Combining Scholarship and Ministry in Reno

For recent Northern graduate Brandon Evans, being a student and scholar of the Word is a lifelong endeavor. When Evans first enrolled in seminary, his goal was to enter the academy as a scholar. Instead, he says, “I had a growing call to the local church and opted to pursue pastoral ministry.” During his first year of vocational ministry, he discovered Northern Seminary’s DMin in New Testament Context program. “It was the perfect bridge between scholarship and ministry—academically rigorous and applicable for my local congregation. I applied as soon as I could.”

The church context where Evans serves is not short on challenges. After six years in vocational ministry, he is currently the lead pastor of Reno Christian Fellowship in Reno, Nevada. “Despite its sordid reputation, Reno is a fast-growing high desert gem nestled at the base of the Sierra Nevada mountains,” he says. “Yet the spiritual climate in Northern Nevada is a cold one.” According to Barna research, Reno is currently the second most unchurched city, the eighth most dechurched city, and the 18th most “post-Christian” city in the U.S. “However,” Evans says, “in the face of these statistics, the opportunities for revival are endless.”

As he leads Reno Christian Fellowship, Evans has found his DMin studies extremely practical. “Honestly, everything I’ve learned at Northern has factored into my ministry in one way, shape, or form. I did my thesis in apocalyptic literature, which has enabled me to teach Daniel and Revelation with more clarity and understanding. During the DMin seminars at Northern, we covered topics like hell, sexuality, and race, each of which has translated into a greater depth of teaching in my ministry. On top of this, we explored hermeneutical and theological methods, which have affected every aspect of my teaching ministry.”

A few other highlights from the program also stand out for Evans. “The first that comes to mind is the late-night discussions with my DMin cohort about life and ministry. Second, the focused time in our seminars learning from our brilliant and passionate scholars. And third, exploring Chicago with my cohort certainly was a treat.”

Another feature, which Evans calls “an unexpected blessing,” is that his cohort has been made up of people from various traditions, each representing a different denomination or church network. “As a result, my appreciation for both the diversity and unity of our faith has widened.”

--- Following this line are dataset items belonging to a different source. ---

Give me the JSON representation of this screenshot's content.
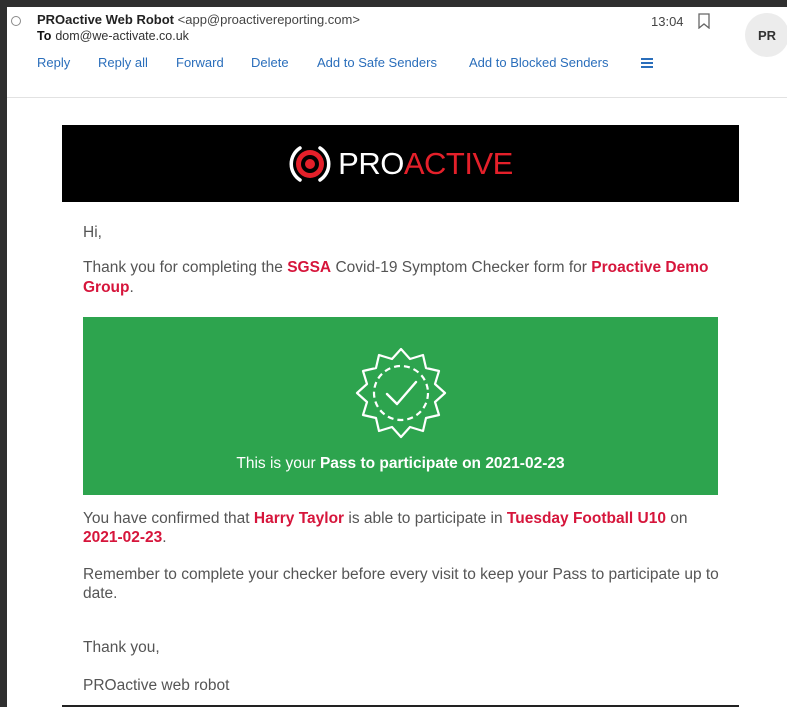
{
  "header": {
    "sender_name": "PROactive Web Robot",
    "sender_email": "<app@proactivereporting.com>",
    "to_label": "To",
    "to_address": "dom@we-activate.co.uk",
    "time": "13:04",
    "avatar_initials": "PR",
    "bookmark_icon": "bookmark-icon"
  },
  "actions": {
    "reply": "Reply",
    "reply_all": "Reply all",
    "forward": "Forward",
    "delete": "Delete",
    "safe_senders": "Add to Safe Senders",
    "blocked_senders": "Add to Blocked Senders",
    "more_icon": "hamburger-menu-icon"
  },
  "banner": {
    "logo_pro": "PRO",
    "logo_active": "ACTIVE",
    "logo_icon": "eye-target-icon"
  },
  "body": {
    "greeting": "Hi,",
    "p1_a": "Thank you for completing the ",
    "p1_org": "SGSA",
    "p1_b": " Covid-19 Symptom Checker form for ",
    "p1_group": "Proactive Demo Group",
    "p1_c": ".",
    "pass_prefix": "This is your ",
    "pass_bold": "Pass to participate on 2021-02-23",
    "p2_a": "You have confirmed that ",
    "p2_name": "Harry Taylor",
    "p2_b": " is able to participate in ",
    "p2_activity": "Tuesday Football U10",
    "p2_c": " on ",
    "p2_date": "2021-02-23",
    "p2_d": ".",
    "p3": "Remember to complete your checker before every visit to keep your Pass to participate up to date.",
    "thanks": "Thank you,",
    "signature": "PROactive web robot"
  },
  "colors": {
    "accent_red": "#d6153b",
    "pass_green": "#2da44e",
    "link_blue": "#2a6ebb"
  }
}
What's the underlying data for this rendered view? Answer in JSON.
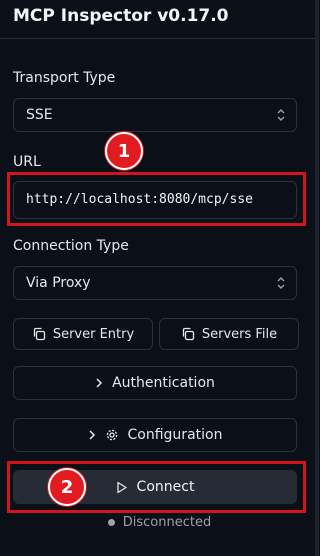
{
  "app": {
    "title": "MCP Inspector v0.17.0"
  },
  "transport": {
    "label": "Transport Type",
    "value": "SSE"
  },
  "url": {
    "label": "URL",
    "value": "http://localhost:8080/mcp/sse"
  },
  "connection": {
    "label": "Connection Type",
    "value": "Via Proxy"
  },
  "buttons": {
    "server_entry": "Server Entry",
    "servers_file": "Servers File",
    "authentication": "Authentication",
    "configuration": "Configuration",
    "connect": "Connect"
  },
  "annotations": {
    "badge1": "1",
    "badge2": "2",
    "highlight_color": "#d3151b"
  },
  "status": {
    "text": "Disconnected"
  },
  "icons": [
    "chevrons-up-down-icon",
    "copy-icon",
    "chevron-right-icon",
    "gear-icon",
    "play-icon"
  ]
}
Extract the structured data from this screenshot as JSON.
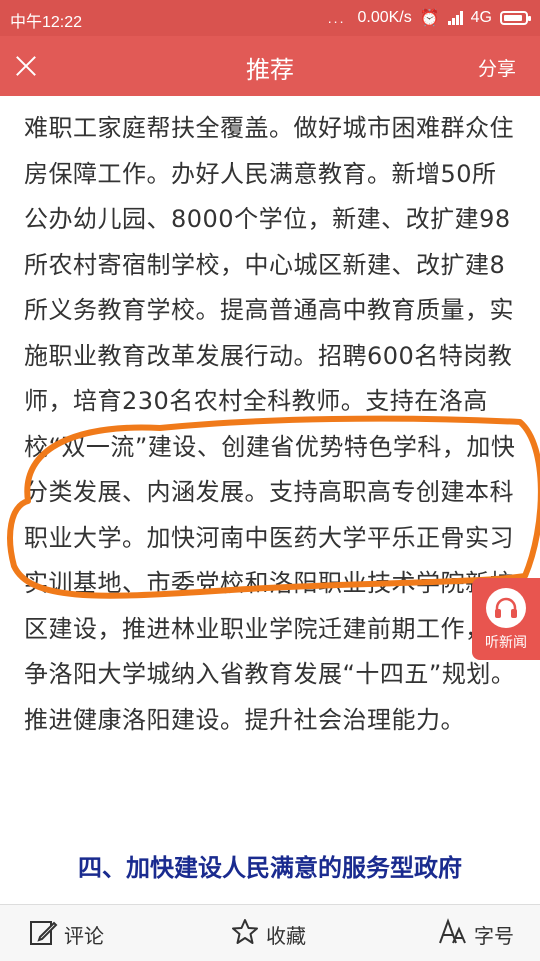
{
  "status": {
    "time": "中午12:22",
    "dots": "...",
    "speed": "0.00K/s",
    "network": "4G"
  },
  "header": {
    "title": "推荐",
    "share_label": "分享"
  },
  "article": {
    "body": "难职工家庭帮扶全覆盖。做好城市困难群众住房保障工作。办好人民满意教育。新增50所公办幼儿园、8000个学位，新建、改扩建98所农村寄宿制学校，中心城区新建、改扩建8所义务教育学校。提高普通高中教育质量，实施职业教育改革发展行动。招聘600名特岗教师，培育230名农村全科教师。支持在洛高校“双一流”建设、创建省优势特色学科，加快分类发展、内涵发展。支持高职高专创建本科职业大学。加快河南中医药大学平乐正骨实习实训基地、市委党校和洛阳职业技术学院新校区建设，推进林业职业学院迁建前期工作，力争洛阳大学城纳入省教育发展“十四五”规划。推进健康洛阳建设。提升社会治理能力。",
    "section_heading": "四、加快建设人民满意的服务型政府"
  },
  "float_button": {
    "label": "听新闻",
    "icon": "headphones-icon"
  },
  "bottombar": {
    "comment": "评论",
    "favorite": "收藏",
    "fontsize": "字号"
  },
  "colors": {
    "header": "#e15a56",
    "annotation": "#f07a1a",
    "heading": "#1a2b8f"
  }
}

Following his completion of the program, Evans says he plans to “continue teaching the Word with the posture of a student.” As he continues to apply what he’s learned, it will benefit his congregation and beyond. “My degree may have been terminal, but my education is not. I also hope to publish sometime in the future. For now, I’m soaking in my experience at Northern and enjoying the fruits of my studies.”